Empire Earth was a bold experiment, a big risk; could real-time strategy gameplay be stretched into handling a Civilization-style grand strategy game? The answer was yes, with reservations. Some lauded the game as a classic, others, including myself, felt it was a decent game flawed by too many units, too much chaos, and not enough control. The ante was upped by Brian Reynolds and Big Huge Games' Rise of Nations, a game of with a similar concept and ambition, but quiet where Empire Earth was flashy and elegant where EE was chaotic. Can a new developer (the original Earth was made by Stainless Steel Studios) deliver the same frantic "everything including the kitchen sink" time-span and unit list as Empire Earth, while also keeping the experience from spinning out of control? The answer is coming to your hard drive soon, in the form of Empire Earth II.




Like the first game, Empire Earth II challenges players to manage a civilization from the Stone Age all the way to the Future. You can set different victory goals, limit the AI abilities, play multiplayer, only play in a single or handful of epochs, and thus create the experience you most want to play, every time you play. It's a lot to consider at first, actually it's pretty overwhelming, but the game's military units follow a simple and obvious "rock, paper, scissors" concept ("ranged infantry is weak against cavalry, cavalry is weak against spearmen, etc.,") and players will find themselves picking the game's concepts up until they become second nature.

Empire Earth II offers more: More units, more game types, more options, more buildings, more research and research paths, and even new epoch to explore.

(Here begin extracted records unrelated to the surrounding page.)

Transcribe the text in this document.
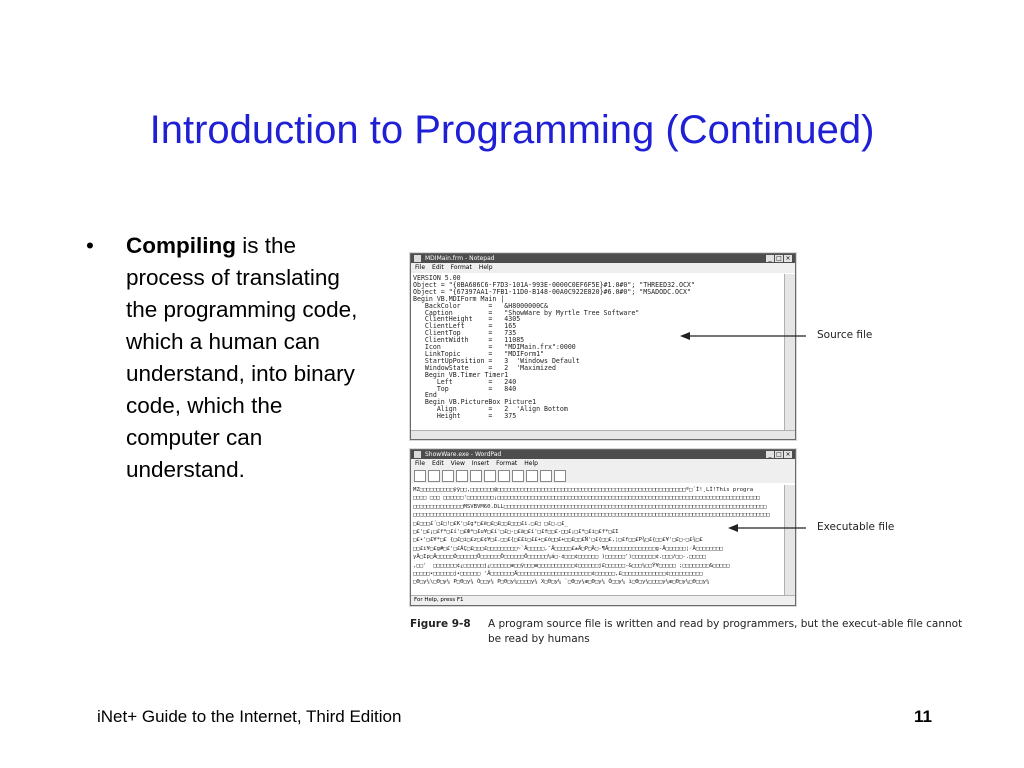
Introduction to Programming (Continued)
• Compiling is the process of translating the programming code, which a human can understand, into binary code, which the computer can understand.
MDIMain.frm - Notepad	_ □ ×
File Edit Format Help
VERSION 5.00
Object = "{0BA686C6-F7D3-101A-993E-0000C0EF6F5E}#1.0#0"; "THREED32.OCX"
Object = "{67397AA1-7FB1-11D0-B148-00A0C922E820}#6.0#0"; "MSADODC.OCX"
Begin VB.MDIForm Main |
BackColor       =   &H8000000C&
Caption         =   "ShowWare by Myrtle Tree Software"
ClientHeight    =   4305
ClientLeft      =   165
ClientTop       =   735
ClientWidth     =   11085
Icon            =   "MDIMain.frx":0000
LinkTopic       =   "MDIForm1"
StartUpPosition =   3  'Windows Default
WindowState     =   2  'Maximized
Begin VB.Timer Timer1
Left         =   240
Top          =   840
End
Begin VB.PictureBox Picture1
Align        =   2  'Align Bottom
Height       =   375
ShowWare.exe - WordPad	_ □ ×
File Edit View Insert Format Help
MZ□□□□□□□□□□ÿÿ□□,□□□□□□□@□□□□□□□□□□□□□□□□□□□□□□□□□□□□□□□□□□□□□□□□□□□□□□□□□□□□□□□□º□´Í!¸LÍ!This progra
□□□□ □□□ □□□□□□'□□□□□□□□¡□□□□□□□□□□□□□□□□□□□□□□□□□□□□□□□□□□□□□□□□□□□□□□□□□□□□□□□□□□□□□□□□□□□□□□□□□□□□□□
□□□□□□□□□□□□□□□MSVBVM60.DLL□□□□□□□□□□□□□□□□□□□□□□□□□□□□□□□□□□□□□□□□□□□□□□□□□□□□□□□□□□□□□□□□□□□□□□□□□□□□□□
□□□□□□□□□□□□□□□□□□□□□□□□□□□□□□□□□□□□□□□□□□□□□□□□□□□□□□□□□□□□□□□□□□□□□□□□□□□□□□□□□□□□□□□□□□□□□□□□□□□□□□□□□□
□£□□□£´□£□!□£K'□£g*□£ë□£□£□□£□□□£i.□£□ □£□.□£_
□£'□£¡□£f*□£í'□£Ф*□£u¥□£í'□£□-□£ä□£í'□£f□□£-□□£¡□£*□£i□£f*□£I
□£•'□£¥*□£ {□£□i□£z□£¢¥□£.□□£{□££i□££+□£ó□□£+□□£□□£Ñ'□£{□□£,¦□£f□□£P¾□£{□□£¥'□£□-□£¾□£
□□£i¥□£g#□£'□£ÃÇ□£□□□£□□□□□□□□□~`Ä□□□□□,¯Ä□□□□□£±Ä□P□Ä□-¶Ä□□□□□□□□□□□□□□g-Ä□□□□□□¦·Ä□□□□□□□□
yÄ□Ip□Ä□□□□□Ó□□□□□□Ö□□□□□□Ö□□□□□□Ö□□□□□□¼á□-¢□□□¢□□□□□□ )□□□□□□')□□□□□□□¢.□□□/□□-.□□□□□
,□□'  □□□□□□□¢¿□□□□□□j¿□□□□□□æ□□ÿ□□□æ□□□□□□□□□□□¢□□□□□□j£□□□□□□-&□□□¼□□Ý¥□□□□□ ;□□□□□□□□&□□□□□
□□□□□•□□□□□□j•□□□□□□ 'Ä□□□□□□□Ä□□□□□□□□□□□□□□□□□□□□□□¢□□□□□□,£□□□□□□□□□□□□□¢□□□□□□□□□□
□0□y¼\□0□y¼ P□0□y¼ Ó□□y¼ P□0□y¼□□□□y¼ X□0□y¼ `□0□y¼æ□0□y¼ Ó□□y¼ ì□0□y¼□□□□y¼æ□0□y¼□0□□y¼
For Help, press F1
Source file
Executable file
Figure 9-8 A program source file is written and read by programmers, but the execut-able file cannot be read by humans
iNet+ Guide to the Internet, Third Edition	11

This seems like bad news to gamers who felt the first game was overambitious, but it's mitigated by new "micromanagement" tools that help you divvy your empire up into manageable chunks and let you tell the AI how you want things done. Don't manipulate each peasant into performing each task, you won't have time for that, instead use the citizen manager to allocate the work load. Separate managers and screens let you, at a glance, see how your economy, military, and empire are faring, which lets you take on the mantle of governor, king, or "God on Earth" (if you like) and manage things they way a ruler truly does: By giving orders, rather than micromanaging each and every worker. Even more interesting is the "War Planner." By using a simplified territory map you can set waypoints, patrols, and even plan for ambushes, traps, or assaults from separate directions. It's so much easier to do this using a "drawing board" rather than on the real map it's a wonder RTS makers didn't come up with it sooner. This also gives the game the strategic depth its predecessor lacked.




Another new concept is the "crowns." In each game the player who leads in military, Imperial, and economic status gets a crown, which enhances that aspect of their game for a limited time. The "Economic Crown" might be used, for example, to boost production of a certain resource and the "Military Crown" can be used to beef up the firepower on your tanks, for example. Holding, using, and keeping crowns is the best way to not only pound your enemies underfoot, but customize your Empire to suit your needs. Crowns also offer an interesting strategic choice. Since each epoch has 12 research paths and you need 6 of them to advance to the next epoch (but, generally, all or most of them to gain a crown), is it worth slowing your advancement through history to gain the advantage of a crown? Seems like it, but then your opponent gets ahead and comes at your with gunpowder units against your archers. Was the crown still worth it?

Diplomacy has been significantly improved since the first game. Now you can wheel and deal easily with the computer opponents  this may be the deepest diplomatic model and RTS game has ever seen  but the beta falls a little flat in terms of AI (the game isn't finished yet). Where diplomacy really shines is in terms of multiplayer. Suffice it to say fans of real-time strategy multiplay are in for a treat, given the options the diplomatic and trade interfaces offer. Multiplayer also shines with the previously mentioned "War Manager." Human players can devise all kinds of wicked tricks and strategies for warfare, and watching them attack can be inspiring. You can even trade and share your war plan with your allies for devastating co-ordinated assaults.

Also the graphics are better, they've taken a cue from Rise of Nations and added borders, the game features a wide variety of maps, three full campaigns (ancient Korea, Middle-Ages Germany, and America, beginning with the Spanish-American War), a powerful skirmish option, plenty of victory conditions, the aforementioned new units and buildings. Like the original it's an overly ambitious "everything including several kitchen sinks" kind of game, but this time the game developers are arming players with tools that should keep the chaos at bay. Still, right now with the beta, the unit balance is a bit out of whack and combat is almost mind-numbingly chaotic. Will they get all of this refined in time for the game's release (in late April)? We'll have the answer when we get our hands on the final retail version.